Bixby Associate’s Guilty Plea Implicates Co. Officer
A former acting chief financial officer of Ramsey-based Bixby Energy Systems, Inc., pleaded guilty on Wednesday to one count of securities fraud, Minnesota's U.S. attorney's office announced.
And in his plea agreement, Dennis DeSender reportedly implicated an unidentified former officer of the company in the $60 million securities fraud scheme, through which he fraudulently solicited investors to fund a venture to sell coal-gasification technology to China.
A handful of Bixby leaders, including CEO Robert Walker, who have come under fire for allegedly mismanaging the company resigned in May in order to settle two civil lawsuits.
DeSender, 64, said in his plea agreement that from January 2010 to May 2011, while acting as a consultant for Bixby, he was responsible for raising funds for the company's projects, including a coal-gasification energy system, according to the U.S. attorney's office.

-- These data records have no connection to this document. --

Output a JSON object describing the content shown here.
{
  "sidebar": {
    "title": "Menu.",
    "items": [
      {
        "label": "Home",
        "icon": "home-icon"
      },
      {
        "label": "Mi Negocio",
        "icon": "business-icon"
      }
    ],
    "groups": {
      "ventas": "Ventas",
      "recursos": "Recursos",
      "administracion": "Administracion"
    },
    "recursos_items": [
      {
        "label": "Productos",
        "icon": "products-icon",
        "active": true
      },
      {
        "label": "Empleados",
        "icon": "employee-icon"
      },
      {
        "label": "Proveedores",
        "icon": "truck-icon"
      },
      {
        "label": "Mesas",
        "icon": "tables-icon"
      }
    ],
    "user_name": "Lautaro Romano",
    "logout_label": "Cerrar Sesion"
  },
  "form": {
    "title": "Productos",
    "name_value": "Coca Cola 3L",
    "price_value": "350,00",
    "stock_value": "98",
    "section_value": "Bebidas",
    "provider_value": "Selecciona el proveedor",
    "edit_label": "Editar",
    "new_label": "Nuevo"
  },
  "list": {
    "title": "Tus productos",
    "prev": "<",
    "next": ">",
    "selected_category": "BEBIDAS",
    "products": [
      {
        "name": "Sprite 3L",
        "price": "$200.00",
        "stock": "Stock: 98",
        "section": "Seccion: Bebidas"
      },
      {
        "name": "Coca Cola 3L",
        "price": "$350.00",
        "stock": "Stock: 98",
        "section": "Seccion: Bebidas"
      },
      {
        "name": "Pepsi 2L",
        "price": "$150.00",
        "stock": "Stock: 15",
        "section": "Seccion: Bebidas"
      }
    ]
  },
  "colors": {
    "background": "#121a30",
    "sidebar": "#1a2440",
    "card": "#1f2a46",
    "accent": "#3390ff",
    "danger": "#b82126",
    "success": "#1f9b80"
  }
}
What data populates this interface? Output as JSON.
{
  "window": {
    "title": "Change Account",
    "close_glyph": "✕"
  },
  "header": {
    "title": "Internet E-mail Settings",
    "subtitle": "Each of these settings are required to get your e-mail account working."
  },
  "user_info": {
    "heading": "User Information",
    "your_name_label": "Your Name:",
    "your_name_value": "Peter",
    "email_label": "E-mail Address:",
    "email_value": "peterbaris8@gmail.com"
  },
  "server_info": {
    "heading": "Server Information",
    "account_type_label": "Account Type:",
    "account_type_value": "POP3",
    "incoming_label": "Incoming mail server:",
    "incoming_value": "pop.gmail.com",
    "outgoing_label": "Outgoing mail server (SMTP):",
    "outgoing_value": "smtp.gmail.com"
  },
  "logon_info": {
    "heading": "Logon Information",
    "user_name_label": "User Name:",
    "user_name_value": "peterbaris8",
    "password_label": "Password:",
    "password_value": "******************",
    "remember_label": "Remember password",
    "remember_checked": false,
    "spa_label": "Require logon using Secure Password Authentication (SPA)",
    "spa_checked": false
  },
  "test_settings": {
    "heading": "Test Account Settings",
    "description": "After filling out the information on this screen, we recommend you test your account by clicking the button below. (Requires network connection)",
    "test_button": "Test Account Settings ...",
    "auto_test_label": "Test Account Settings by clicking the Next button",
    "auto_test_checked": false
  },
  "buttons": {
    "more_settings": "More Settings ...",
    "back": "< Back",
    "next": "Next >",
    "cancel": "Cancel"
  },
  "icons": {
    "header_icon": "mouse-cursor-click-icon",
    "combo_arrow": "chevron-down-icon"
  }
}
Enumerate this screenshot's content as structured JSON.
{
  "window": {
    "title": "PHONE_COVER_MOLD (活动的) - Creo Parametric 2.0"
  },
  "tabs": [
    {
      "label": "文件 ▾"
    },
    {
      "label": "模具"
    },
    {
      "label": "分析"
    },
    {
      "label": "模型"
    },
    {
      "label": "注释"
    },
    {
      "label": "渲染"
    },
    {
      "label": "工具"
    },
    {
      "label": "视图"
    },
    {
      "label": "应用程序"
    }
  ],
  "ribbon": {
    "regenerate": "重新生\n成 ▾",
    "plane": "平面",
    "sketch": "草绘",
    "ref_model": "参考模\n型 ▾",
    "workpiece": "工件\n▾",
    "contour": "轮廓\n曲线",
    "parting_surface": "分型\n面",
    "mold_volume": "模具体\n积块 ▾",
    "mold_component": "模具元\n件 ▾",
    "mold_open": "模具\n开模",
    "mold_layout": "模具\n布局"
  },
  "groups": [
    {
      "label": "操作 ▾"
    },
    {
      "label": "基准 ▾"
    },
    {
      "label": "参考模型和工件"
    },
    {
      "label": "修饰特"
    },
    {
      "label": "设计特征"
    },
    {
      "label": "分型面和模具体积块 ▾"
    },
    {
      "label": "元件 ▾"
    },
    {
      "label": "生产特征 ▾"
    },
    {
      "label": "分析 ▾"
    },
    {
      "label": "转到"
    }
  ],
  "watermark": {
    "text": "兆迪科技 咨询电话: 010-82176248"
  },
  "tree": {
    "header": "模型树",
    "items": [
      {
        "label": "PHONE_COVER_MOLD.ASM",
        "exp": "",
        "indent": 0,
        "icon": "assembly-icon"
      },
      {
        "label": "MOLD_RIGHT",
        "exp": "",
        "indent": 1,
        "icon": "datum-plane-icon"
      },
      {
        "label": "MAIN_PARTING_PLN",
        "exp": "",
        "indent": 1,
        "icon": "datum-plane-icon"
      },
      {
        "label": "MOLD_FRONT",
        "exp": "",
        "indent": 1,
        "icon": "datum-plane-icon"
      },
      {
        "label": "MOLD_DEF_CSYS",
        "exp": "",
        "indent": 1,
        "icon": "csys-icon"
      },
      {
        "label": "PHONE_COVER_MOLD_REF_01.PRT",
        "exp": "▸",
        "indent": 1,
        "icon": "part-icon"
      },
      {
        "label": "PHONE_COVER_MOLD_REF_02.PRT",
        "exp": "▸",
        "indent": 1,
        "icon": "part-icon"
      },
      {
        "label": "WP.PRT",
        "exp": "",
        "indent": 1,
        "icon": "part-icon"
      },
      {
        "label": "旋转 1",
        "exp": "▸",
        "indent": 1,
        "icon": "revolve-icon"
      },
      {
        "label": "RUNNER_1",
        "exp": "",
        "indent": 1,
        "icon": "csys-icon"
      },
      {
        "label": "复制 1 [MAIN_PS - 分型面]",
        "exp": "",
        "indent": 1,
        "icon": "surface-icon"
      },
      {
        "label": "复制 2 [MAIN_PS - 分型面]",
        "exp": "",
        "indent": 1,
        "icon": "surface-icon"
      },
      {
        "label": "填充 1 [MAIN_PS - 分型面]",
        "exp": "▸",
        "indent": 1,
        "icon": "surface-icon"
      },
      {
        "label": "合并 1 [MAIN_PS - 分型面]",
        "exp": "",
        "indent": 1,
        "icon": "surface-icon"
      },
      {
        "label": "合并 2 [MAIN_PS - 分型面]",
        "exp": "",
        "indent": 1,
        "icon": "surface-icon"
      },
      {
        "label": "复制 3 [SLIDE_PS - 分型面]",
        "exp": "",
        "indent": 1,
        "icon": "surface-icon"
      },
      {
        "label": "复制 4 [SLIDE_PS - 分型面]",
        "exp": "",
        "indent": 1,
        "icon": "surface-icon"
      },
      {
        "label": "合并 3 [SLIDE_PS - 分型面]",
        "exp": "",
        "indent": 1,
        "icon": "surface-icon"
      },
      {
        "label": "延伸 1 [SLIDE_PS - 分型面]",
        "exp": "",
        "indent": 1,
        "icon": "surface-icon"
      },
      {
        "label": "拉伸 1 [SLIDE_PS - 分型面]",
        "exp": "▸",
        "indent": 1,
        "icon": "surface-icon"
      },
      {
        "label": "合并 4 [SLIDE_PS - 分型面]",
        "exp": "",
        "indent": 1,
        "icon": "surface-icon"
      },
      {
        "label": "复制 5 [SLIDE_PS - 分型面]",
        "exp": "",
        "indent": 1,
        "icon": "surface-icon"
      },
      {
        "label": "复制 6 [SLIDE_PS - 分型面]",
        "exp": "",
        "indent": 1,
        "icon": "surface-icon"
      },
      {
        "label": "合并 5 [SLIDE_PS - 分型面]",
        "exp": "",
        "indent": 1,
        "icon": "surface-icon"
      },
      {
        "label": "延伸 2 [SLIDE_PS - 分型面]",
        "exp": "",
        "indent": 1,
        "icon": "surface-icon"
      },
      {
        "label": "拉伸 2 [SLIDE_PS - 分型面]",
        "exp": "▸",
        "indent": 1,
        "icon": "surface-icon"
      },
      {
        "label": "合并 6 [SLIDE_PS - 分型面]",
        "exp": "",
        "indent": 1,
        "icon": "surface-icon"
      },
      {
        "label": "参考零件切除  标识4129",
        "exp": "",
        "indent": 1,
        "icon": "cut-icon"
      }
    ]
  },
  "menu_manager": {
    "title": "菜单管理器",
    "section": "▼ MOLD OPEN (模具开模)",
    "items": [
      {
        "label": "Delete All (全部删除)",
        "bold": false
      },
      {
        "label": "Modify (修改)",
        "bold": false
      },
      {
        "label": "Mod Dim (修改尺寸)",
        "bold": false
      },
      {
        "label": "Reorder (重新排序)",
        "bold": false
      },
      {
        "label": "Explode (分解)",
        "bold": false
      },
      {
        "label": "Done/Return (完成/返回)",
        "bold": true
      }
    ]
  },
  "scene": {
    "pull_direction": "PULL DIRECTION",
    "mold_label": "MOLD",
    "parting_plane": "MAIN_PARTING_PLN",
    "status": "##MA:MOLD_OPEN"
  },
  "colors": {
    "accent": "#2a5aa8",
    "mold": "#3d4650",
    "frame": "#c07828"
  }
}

DeSender admitted that he and others fraudulently induced investors to provide money to the company, and he also solicited unqualified investors to buy Bixby securities. He also told investors that the coal-gasification project was ready for market, when it actually wasn't.
Some of the investors' funds were used by Bixby, while a significant portion went toward salaries and commissions paid to DeSender and others at the company. He admitted to being responsible for about $4.3 million in losses to investors, the U.S. attorney's office said.
DeSender faces up to 20 years in prison-and a report by the Star Tribune indicates that more indictments in the case are likely to come.
In his plea deal, DeSender implicated “Individual A”-who was identified in court documents as a Bixby officer-as being involved in the fraud scheme, the Minneapolis newspaper reported.
An assistant U.S. attorney declined to disclose the name of “Individual A” but told the Star Tribune that the person had been an officer of the company during the alleged securities fraud and is no longer there.
The plea deal also said the former officer used investors' money to put family members on the payroll-an allegation Walker had faced in civil litigation, the Star Tribune reported.
Walker's attorney, meanwhile, told the Minneapolis newspaper that DeSender would say or do anything to save himself from a long prison sentence, and he pointed out that Walker hasn't been indicted.